The drug, which is taken orally twice a day, would be used only by the roughly half of melanoma patients whose tumors have this mutation. The drug significantly shrinks tumors in about half of these patients — or about a quarter of all melanoma patients.

It was developed by Roche and Plexxikon, a biotechnology company in Berkeley, Calif., that was recently acquired by Daiichi Sankyo of Japan. The drug is expected to be approved by the Food and Drug Administration within a few months.

Ipilimumab, the other new drug, releases a brake on the body’s immune system, allowing it to more effectively attack the tumor. Developed by Bristol-Myers Squibb, it was approved in March and is sold under the name Yervoy.

A series of articles in The New York Times last year followed the development of vemurafenib, then known as PLX4032, and recounted how some patients close to death seemed to make miraculous recoveries.

The effect, however, typically lasts only about seven months before the cancer starts to grow again, though some patients benefit for more than two years.

S. Taylor Chance, a 67-year-old real estate agent in Rancho Cucamonga, Calif., has been taking vemurafenib in a clinical trial since March 2010. “If it weren’t for the trial I wouldn’t be here,” she said.

It has not been all good. Ms. Chance said the drug caused such extreme pain at one point that “I called in the children and said, ‘I’m done, I can’t do this any more.’ ” But she had her dose reduced and took other medications for the pain.

In the trial, sponsored by Roche and led by Dr. Paul B. Chapman of the Memorial Sloan-Kettering Cancer Center in New York, 38 percent of participants had to stop taking the drug or lower the dose because of side effects, including rash and joint pain. Many patients get minor skin cancers that can be removed by dermatologists.

The trial of ipilimumab, paid for by Bristol-Myers, involved 502 patients with late-stage melanoma.

Last year at this conference, researchers presented results of a trial showing a survival advantage for patients who had undergone a previous treatment. The new trial of this drug, by contrast, involved patients who were getting treated for the first time.

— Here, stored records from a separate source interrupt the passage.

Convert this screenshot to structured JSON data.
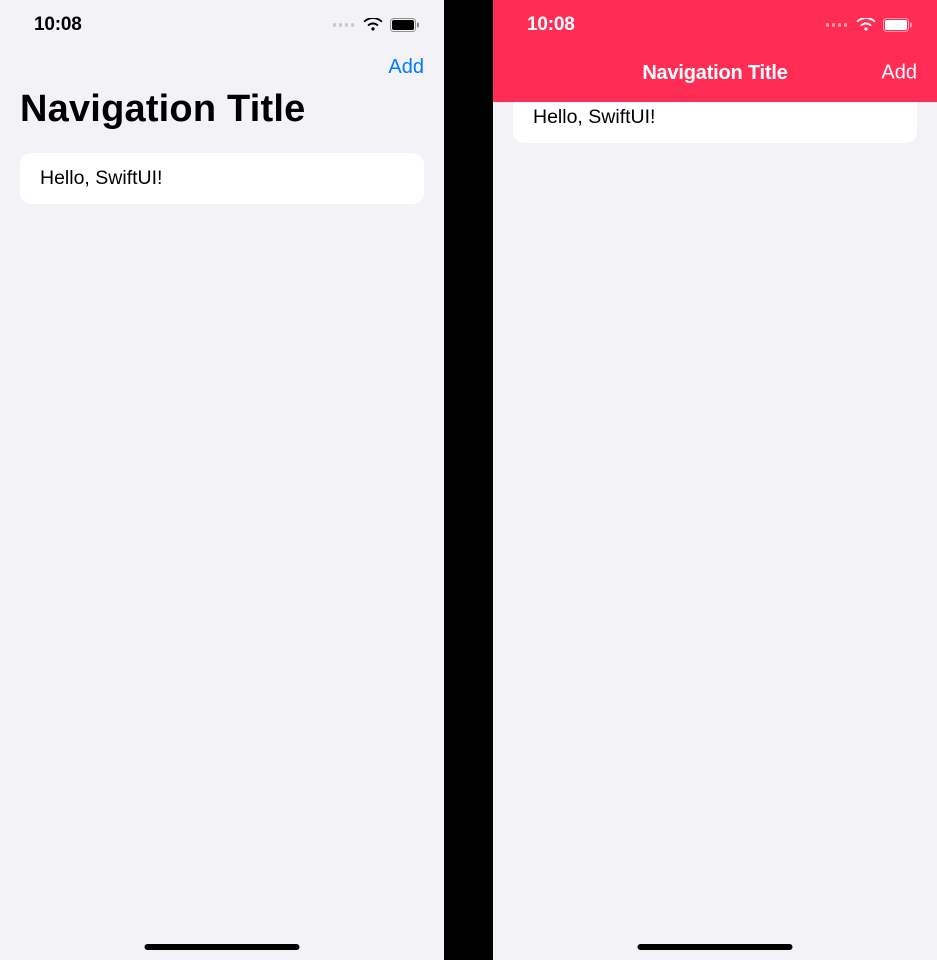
{
  "status": {
    "time": "10:08"
  },
  "left": {
    "nav": {
      "title": "Navigation Title",
      "add_label": "Add"
    },
    "row_text": "Hello, SwiftUI!",
    "accent_color": "#007aff"
  },
  "right": {
    "nav": {
      "title": "Navigation Title",
      "add_label": "Add",
      "bar_color": "#ff2d55"
    },
    "row_text": "Hello, SwiftUI!"
  }
}
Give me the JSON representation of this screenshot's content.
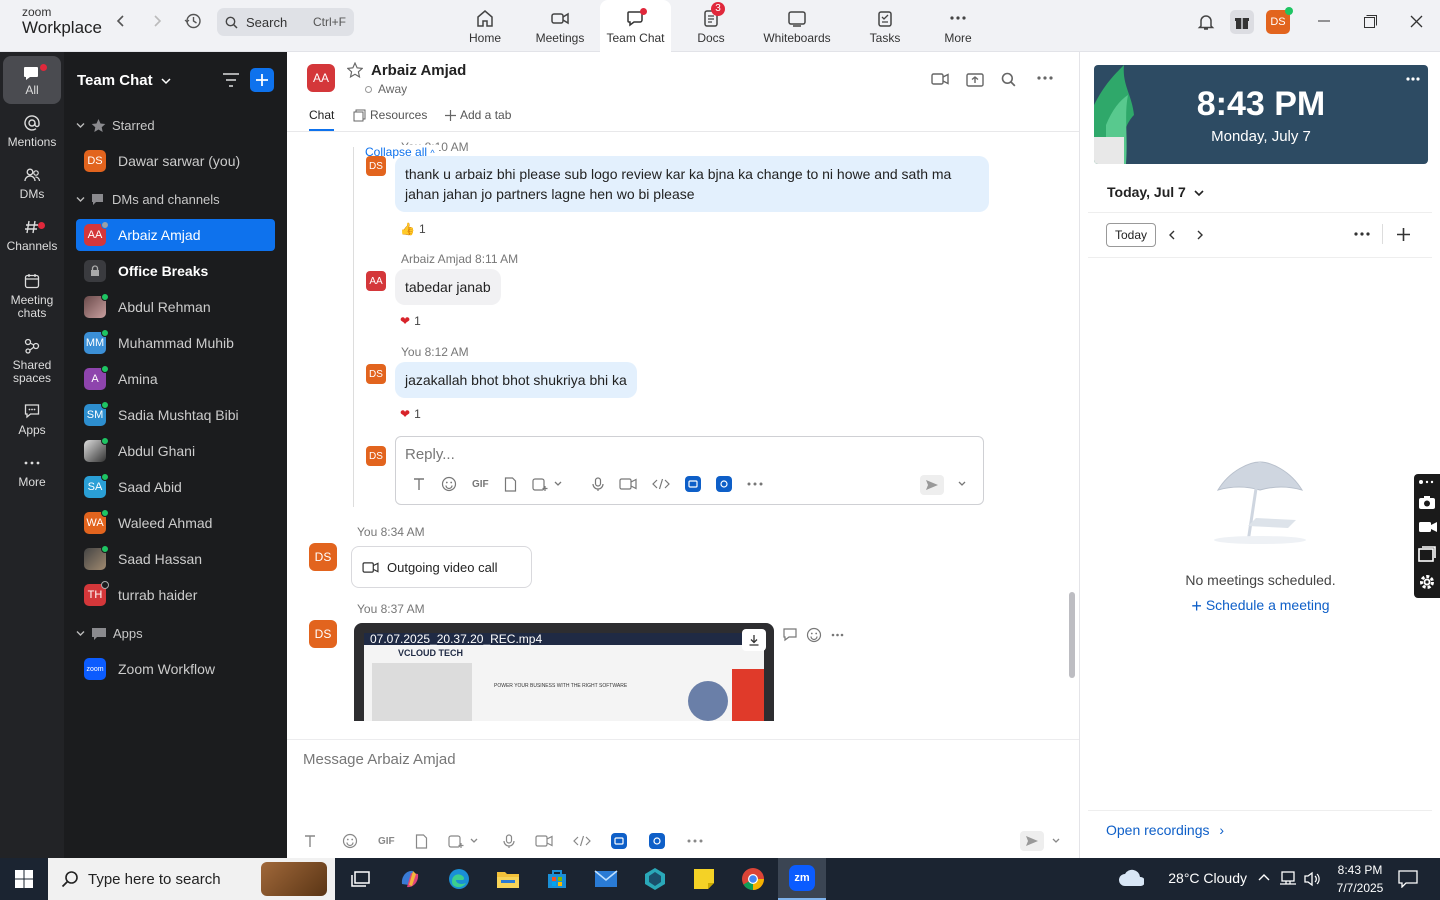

While the extension of median survival of two months, from about 9 months to about 11 months, was less than some experts expected, researchers said the real benefit was that a small number of patients, perhaps 10 to 20 percent, could live a long time.

Because it unleashes the immune system, ipilimumab can have serious side effects. In the latest trial, a big one was liver damage.

A course of treatment of ipilimumab costs $120,000. The price of vemurafenib has not been announced, but is expected to be at least tens of thousands of dollars per year.

Doctors are eager to try the two drugs together. Roche and Bristol-Myers said Thursday that they would conduct such tests.